Por que não copiamos o programa de privatização dos EUA?. Privatizar para o social
Há uma onda de privatização nos Estados Unidos. Prefeituras e governos estaduais estão ?vendendo? estradas, portos, aeroportos, estacionamentos, sistemas de água e esgoto e até mesmo as loterias. O maior negócio já realizado foi a concessão de uma rodovia no estado de Indiana, que saiu por US$ 3,8 bilhões, valor pago na frente por um consórcio de duas empresas, uma norte-americana (Macquarie) e outra espanhola (a empreiteira Cintra). Trata-se de uma concessão de 75 anos. Esse mesmo grupo havia arrendado um sistema de pontes e viadutos em Chicago por US$ 1,8 bilhão.
Os negócios em andamento podem chegar a cifras astronômicas. Segundo cálculos da revista Business Week, prefeituras e governos estaduais podem embolsar nada menos que US$ 100 bilhões nos próximos dois anos, contra apenas US$ 7 bilhões obtidos nos últimos dois anos.
É curioso. Como é que a privatização dos serviços públicos chega só agora nos Estados Unidos? Mais ainda: como é que essa onda aparece nos EUA, a terra do capitalismo liberal, só depois de ter passado pela Europa, mais propensa à social democracia e ao estatismo?
Uma primeira reposta está no modo de gestão pública nos Estados Unidos. É comum que prefeituras contratem executivos, profissionais de mercado, para a administração. O prefeito, político eleito, define as linhas de ação, mas a gestão é profissional. E mesmo quando não há gerentes de fora, a administração pública, com frequência, procura seguir as regras da gestão privada.
No limite, órgãos públicos atuam como empresas privadas. Eis um exemplo. Na Pensilvânia, o governo abriu licitação para arrendar a principal rodovia do Estado.

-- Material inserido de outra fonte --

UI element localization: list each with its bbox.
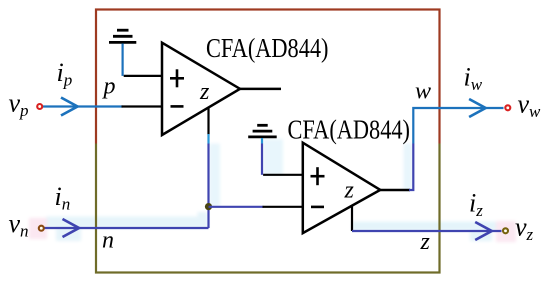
junction node dot [205,203,212,210]
wire: G2 ground wire blue part [261,138,263,144]
arrow i_n [63,219,80,237]
pin: U2 - input pin (black) [263,206,303,208]
svg-text:CFA(AD844): CFA(AD844) [288,115,411,145]
op-amp U1 plus sign [170,69,184,87]
wire: G2 ground wire navy part down to U2 + pin [261,144,263,175]
wire: n net from terminal to riser (navy) [43,227,209,229]
enclosure box border: olive bottom half [96,10,440,273]
pin: U2 output pin to corner (black) [380,189,410,192]
ground symbol G1 [109,30,136,42]
wire: z net riser navy part down to n wire [207,144,209,229]
pink halo at v_n terminal [29,218,47,239]
terminal v_z circle [503,228,508,233]
net highlight glow on w riser lower part [404,144,413,191]
terminal v_w circle [505,105,510,110]
net highlight glow on ground2 wire [263,139,283,175]
op-amp U2 minus sign [311,206,324,209]
terminal v_p circle [37,104,42,109]
net highlight glow on vertical riser [198,212,208,228]
wire: w net riser blue part and horizontal to terminal [413,108,503,144]
svg-text:p: p [102,74,116,100]
svg-text:z: z [199,79,210,105]
pin: U1 - input pin (black) [122,105,163,107]
op-amp U1 triangle [162,43,240,135]
arrow i_z [475,222,492,240]
wire: p net from terminal to pin (blue) [41,105,123,107]
op-amp U2 triangle [303,143,381,233]
wire: G1 ground wire down to op-amp U1 + pin [121,44,123,76]
net highlight glow on n wire [46,217,208,229]
pin: U1 + input pin (black) [124,75,162,77]
net highlight glow on z output wire [352,222,496,231]
pin: U2 z pin down (black) [351,206,353,231]
terminal v_n circle [39,226,44,231]
pin: U1 z pin going down (black) [207,108,209,135]
svg-text:CFA(AD844): CFA(AD844) [206,33,329,63]
arrow i_p [61,98,78,116]
svg-text:n: n [102,228,114,254]
wire: z net riser blue part [207,134,209,144]
svg-text:w: w [415,79,431,105]
ground symbol G2 [248,125,277,137]
wire: junction to U2 - input (navy) [209,206,264,208]
op-amp U1 minus sign [171,105,184,108]
op-amp U2 plus sign [311,167,325,185]
wire: w net elbow navy part [409,144,413,191]
svg-text:z: z [344,178,355,204]
pink halo at v_z terminal [496,221,516,242]
wire: z net from U2 z pin to terminal (navy) [352,230,502,232]
pin: U1 output stub (w pin, unconnected) [240,88,281,91]
arrow i_w [469,99,486,117]
svg-text:z: z [420,229,431,255]
pin: U2 + input pin (black) [263,174,303,176]
enclosure box border: brown top half [96,10,440,273]
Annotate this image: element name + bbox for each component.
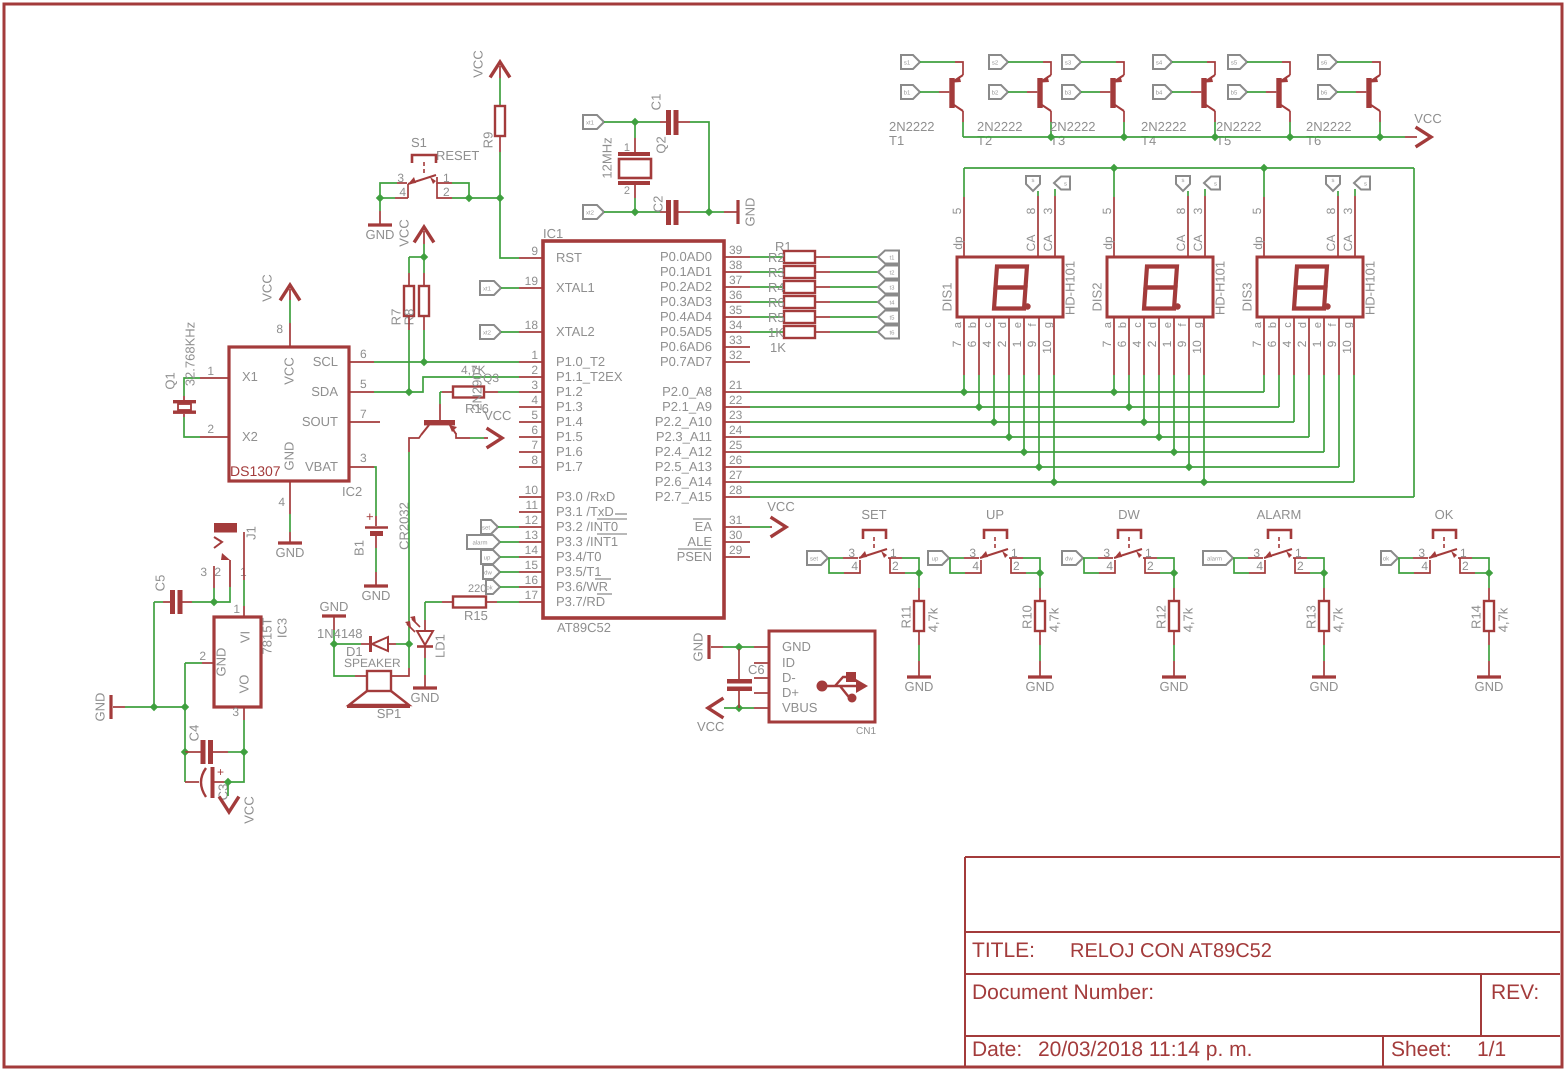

Diversas companhias privadas apresentaram suas propostas, como esperado. Mas também entrou na licitação a autarquia estadual encarregada da gestão das estradas, que vem a ser a atual administradora da rodovia. É como se, aqui no Brasil, o Departamento Estadual de Estradas e Rodagem entrasse na licitação feita pelo próprio governo.
Na Pensilvânia, os executivos da autarquia reclamaram da privatização, dizendo que poderiam gerir a estrada com a mesma eficiência do setor privado e com mais vantagens para a população. Ok, entrem na licitação, foi a resposta.
Além dessa gestão pública mais eficiente e mais aberta, outro fator que atrasou, digamos assim, a onda de privatização foi a ampla oferta de financiamento para prefeituras e governos estaduais. Dadas as finanças equilibradas, as entidades da administração pública não tinham dificuldade em levantar dinheiro no mercado privado com a colocação de bônus.
Essa situação está mudando. Prefeituras e governos, endividados, enfrentam um forte crescimento nas despesas. Primeiro, a própria infra-estrutura, construída há 15, 20 anos, precisa de obras de conservação e/ou ampliação. Segundo, crescem os gastos sociais, especialmente com saúde e aposentadorias.
Como o endividamento público já é elevado, a alternativa para aumentar a receita é uma muita conhecida entre nós, a elevação de impostos, taxas e contribuições. Nessa linha, o governo da Pensilvânia discutiu um programa de aumento de impostos para financiar obras de manutenção em seis mil pontes estaduais.
Depois dos debates, porém, trocou essa idéia pelo arrendamento da principal rodovia do estado. Na mesma Pensilvânia, um candidato a prefeito de Filadélfia apresentou na campanha a proposta de privatizar o aeroporto internacional da cidade, para gastar os recursos assim obtidos com programas de combate à pobreza.
E aí está onde queríamos chegar. O caminho escolhido foi: privatizar para aumentar o gasto público sem elevar a carga tributária.
Mas, tal é a crítica, as tarifas e pedágios nos serviços privatizados tendem a subir, justamente para remunerar o administrador, que deu dinheiro adiantado à prefeitura ou governo do estado. Mas aí é diferente de imposto. Pedágios e tarifas são pagos exclusivamente pelos usuários diretos. Além disso, os contratos vinculam reajustes a melhorias no serviço. Nos EUA, algumas concessões de estradas prevêem até o tempo em que um buraco deve ser tapado. O não cumprimento das normas pode levar ao cancelamento da concessão.
Eis um programa para o Brasil: o governo concede ou arrenda e/ou vende aeroportos, portos, rodovias, usinas e o que mais tiver, junta todo o dinheiro obtido em um fundo, que financia programas sociais por muitos e muitos anos. Na boca de FHC, seria neoliberal. Na de Lula, passa como projeto social, fácil.